Exhibit 99.2
December 1, 2021
NOTICE OF REDEMPTION OF CLASS C UNITS
Dear Class C Unit Holder,
Alight Holding Company, LLC (the “Company”) hereby gives notice that it is redeeming, at 5:00 p.m. New York City time on December 27, 2021 (the “Redemption Date”), all of the Company’s outstanding Class C Units (the “Units”) for a redemption price of $0.10 per Unit (the “Redemption Price”) pursuant to the Second Amended and Restated Limited Liability Company Agreement of the Company, dated as of July 2, 2021, by and between Alight, Inc. (the “Managing Member”), Bilcar FT, LP, a Delaware limited partnership (“Bilcar”), Trasimene Capital FT, LP, a Delaware limited partnership (“Trasimene”), the Company and the other parties from time to time party thereto, as amended by the First Amendment to Second Amended and Restated Limited Liability Company Agreement of the Company, dated as of December 1, 2021 (together, the “LLC Agreement”), by and between the Managing Member, Bilcar, Trasimene and the Company and the Warrant Agreement, dated as of May 29, 2020, by and between Foley Trasimene Acquisition Corp. (n/k/a Alight Group, Inc.) (“FTAC”) and Continental Stock Transfer & Trust Company (the “Warrant Agent”), as amended by the Warrant Assumption Agreement, dated as of July 2, 2021 (together, the “Warrant Agreement”), by and between the Managing Member, FTAC and the Warrant Agent. As described in further detail below, following delivery of this notice of redemption, all Units may be exchanged either for cash, or on a cashless basis, as further described below. Any Units that remain unexchanged at 5:00 p.m. New York City time on the Redemption Date will be no longer exchangeable and their holders will have no rights with respect to those Units, except to receive the Redemption Price.

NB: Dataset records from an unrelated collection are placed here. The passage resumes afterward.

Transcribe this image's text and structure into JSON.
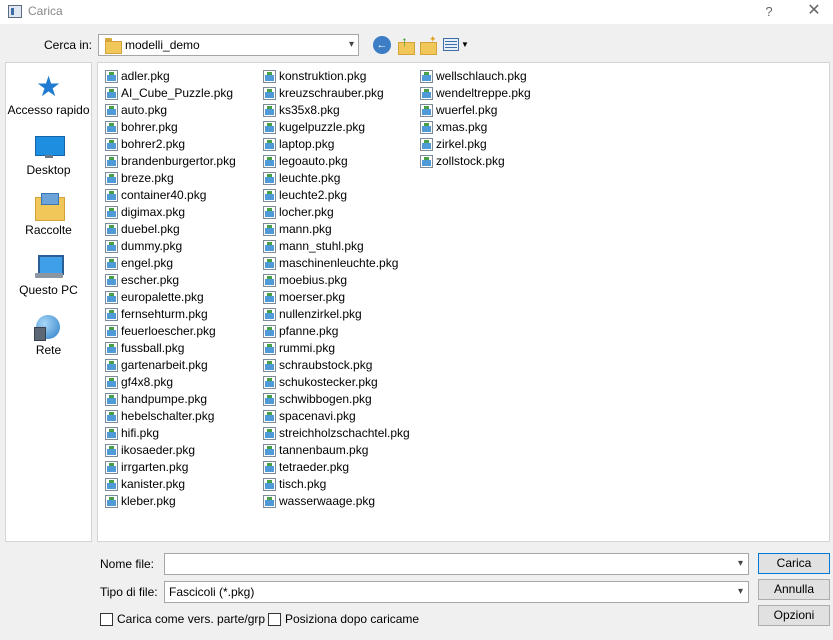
{
  "window": {
    "title": "Carica",
    "help": "?",
    "close": "✕"
  },
  "toolbar": {
    "look_in_label": "Cerca in:",
    "look_in_value": "modelli_demo",
    "icons": [
      "back-icon",
      "up-folder-icon",
      "new-folder-icon",
      "view-menu-icon"
    ]
  },
  "sidebar": {
    "items": [
      {
        "label": "Accesso rapido",
        "icon": "quick-access-star-icon"
      },
      {
        "label": "Desktop",
        "icon": "desktop-icon"
      },
      {
        "label": "Raccolte",
        "icon": "libraries-icon"
      },
      {
        "label": "Questo PC",
        "icon": "this-pc-icon"
      },
      {
        "label": "Rete",
        "icon": "network-icon"
      }
    ]
  },
  "files": {
    "columns": [
      [
        "adler.pkg",
        "AI_Cube_Puzzle.pkg",
        "auto.pkg",
        "bohrer.pkg",
        "bohrer2.pkg",
        "brandenburgertor.pkg",
        "breze.pkg",
        "container40.pkg",
        "digimax.pkg",
        "duebel.pkg",
        "dummy.pkg",
        "engel.pkg",
        "escher.pkg",
        "europalette.pkg",
        "fernsehturm.pkg",
        "feuerloescher.pkg",
        "fussball.pkg",
        "gartenarbeit.pkg",
        "gf4x8.pkg",
        "handpumpe.pkg",
        "hebelschalter.pkg",
        "hifi.pkg",
        "ikosaeder.pkg",
        "irrgarten.pkg",
        "kanister.pkg",
        "kleber.pkg"
      ],
      [
        "konstruktion.pkg",
        "kreuzschrauber.pkg",
        "ks35x8.pkg",
        "kugelpuzzle.pkg",
        "laptop.pkg",
        "legoauto.pkg",
        "leuchte.pkg",
        "leuchte2.pkg",
        "locher.pkg",
        "mann.pkg",
        "mann_stuhl.pkg",
        "maschinenleuchte.pkg",
        "moebius.pkg",
        "moerser.pkg",
        "nullenzirkel.pkg",
        "pfanne.pkg",
        "rummi.pkg",
        "schraubstock.pkg",
        "schukostecker.pkg",
        "schwibbogen.pkg",
        "spacenavi.pkg",
        "streichholzschachtel.pkg",
        "tannenbaum.pkg",
        "tetraeder.pkg",
        "tisch.pkg",
        "wasserwaage.pkg"
      ],
      [
        "wellschlauch.pkg",
        "wendeltreppe.pkg",
        "wuerfel.pkg",
        "xmas.pkg",
        "zirkel.pkg",
        "zollstock.pkg"
      ]
    ]
  },
  "footer": {
    "filename_label": "Nome file:",
    "filename_value": "",
    "filetype_label": "Tipo di file:",
    "filetype_value": "Fascicoli (*.pkg)",
    "load_button": "Carica",
    "cancel_button": "Annulla",
    "options_button": "Opzioni",
    "checkbox1_label": "Carica come vers. parte/grp",
    "checkbox1_checked": false,
    "checkbox2_label": "Posiziona dopo caricame",
    "checkbox2_checked": false
  }
}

The shares of the Managing Member’s Class A common stock, $0.0001 par value per share (the “Common Stock”) is listed on the New York Stock Exchange (the “NYSE”) under the symbol “ALIT.” On December 1, 2021, the last reported sale price of the Common Stock was $10.00.

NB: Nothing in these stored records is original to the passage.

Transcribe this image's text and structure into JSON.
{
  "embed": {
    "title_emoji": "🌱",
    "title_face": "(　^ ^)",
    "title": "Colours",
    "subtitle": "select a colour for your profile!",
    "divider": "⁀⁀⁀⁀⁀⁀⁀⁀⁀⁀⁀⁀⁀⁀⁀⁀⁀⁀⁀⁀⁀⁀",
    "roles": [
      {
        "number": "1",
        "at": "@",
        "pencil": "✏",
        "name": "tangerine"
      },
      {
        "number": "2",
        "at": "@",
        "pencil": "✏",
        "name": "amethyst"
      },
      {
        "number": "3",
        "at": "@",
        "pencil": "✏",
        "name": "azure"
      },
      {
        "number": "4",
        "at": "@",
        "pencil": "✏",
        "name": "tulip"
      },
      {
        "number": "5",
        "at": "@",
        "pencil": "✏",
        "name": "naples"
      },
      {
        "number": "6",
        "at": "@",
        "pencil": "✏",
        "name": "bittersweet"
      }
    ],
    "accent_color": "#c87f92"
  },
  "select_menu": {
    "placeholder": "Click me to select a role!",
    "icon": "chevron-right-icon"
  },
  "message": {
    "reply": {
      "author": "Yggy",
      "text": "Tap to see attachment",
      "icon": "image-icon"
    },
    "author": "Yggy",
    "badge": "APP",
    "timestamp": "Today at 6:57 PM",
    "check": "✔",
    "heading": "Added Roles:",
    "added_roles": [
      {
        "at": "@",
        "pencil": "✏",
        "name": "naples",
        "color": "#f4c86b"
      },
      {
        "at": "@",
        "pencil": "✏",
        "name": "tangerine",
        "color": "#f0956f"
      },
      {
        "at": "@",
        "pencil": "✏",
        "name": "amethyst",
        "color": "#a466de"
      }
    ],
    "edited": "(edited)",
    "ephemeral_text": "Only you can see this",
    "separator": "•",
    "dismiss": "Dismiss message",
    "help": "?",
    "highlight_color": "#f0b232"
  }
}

TERMS OF REDEMPTION; CESSATION OF RIGHTS
The rights of the Unit holders to exchange their Units will terminate immediately prior to 5:00 p.m. New York City time on the Redemption Date. At 5:00 p.m. New York City time on the Redemption Date and thereafter, holders of unexchanged Units will have no rights with respect to those Units, except to receive the Redemption Price. We encourage you to consult with your financial advisor and/or tax advisor to consider whether or not to exchange your Units. Note that the act of exchanging is VOLUNTARY.

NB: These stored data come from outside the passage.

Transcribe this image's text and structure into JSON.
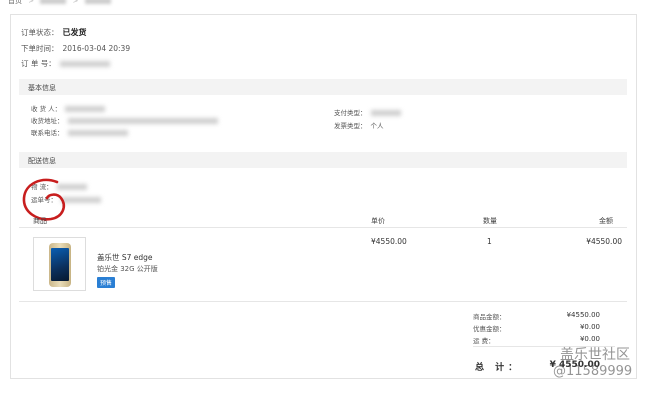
{
  "breadcrumb": {
    "home": "首页",
    "separator": ">"
  },
  "order": {
    "status_label": "订单状态：",
    "status_value": "已发货",
    "time_label": "下单时间：",
    "time_value": "2016-03-04 20:39",
    "number_label": "订 单 号："
  },
  "basic_info": {
    "title": "基本信息",
    "receiver_label": "收 货 人：",
    "address_label": "收货地址：",
    "phone_label": "联系电话：",
    "payment_label": "支付类型：",
    "invoice_label": "发票类型：",
    "invoice_value": "个人"
  },
  "delivery_info": {
    "title": "配送信息",
    "logistics_label": "物    流：",
    "tracking_label": "运单号："
  },
  "table": {
    "headers": {
      "product": "商品",
      "price": "单价",
      "qty": "数量",
      "amount": "金额"
    },
    "rows": [
      {
        "name": "盖乐世 S7 edge",
        "spec": "铂光金  32G  公开版",
        "tag": "预售",
        "price": "¥4550.00",
        "qty": "1",
        "amount": "¥4550.00",
        "image_icon": "phone-icon"
      }
    ]
  },
  "summary": {
    "goods_label": "商品金额：",
    "goods_value": "¥4550.00",
    "discount_label": "优惠金额：",
    "discount_value": "¥0.00",
    "shipping_label": "运    费：",
    "shipping_value": "¥0.00",
    "total_label": "总 计：",
    "total_value": "¥ 4550.00"
  },
  "watermark": {
    "line1": "盖乐世社区",
    "line2": "@11589999"
  },
  "colors": {
    "tag_bg": "#2a7fd4",
    "annotation": "#c81e1e"
  }
}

The Company is exercising this right to redeem the Units pursuant to Section 7.01(e) of the LLC Agreement and Section 6.2 of the Warrant Agreement. The “Reference Value” for purposes of a redemption pursuant to such provisions is the last reported sales price of the shares of Common Stock for any twenty (20) trading days within the thirty (30) trading-day period ending on the third trading day prior to the date on which notice of the redemption is given. The Reference Value exceeded $10.00 per share during each of the twenty (20) trading days within the thirty (30) trading-day period ending on November 26, 2021, which was the third trading day prior to the date on which notice of the redemption is given, and did not exceed $18.00 during any of the twenty (20) trading days during such period. No Private Placement Warrants are outstanding, and all outstanding Forward Purchase Warrants and Public Warrants were called for redemption on November 26, 2021 pursuant to a notice of redemption delivered on such date.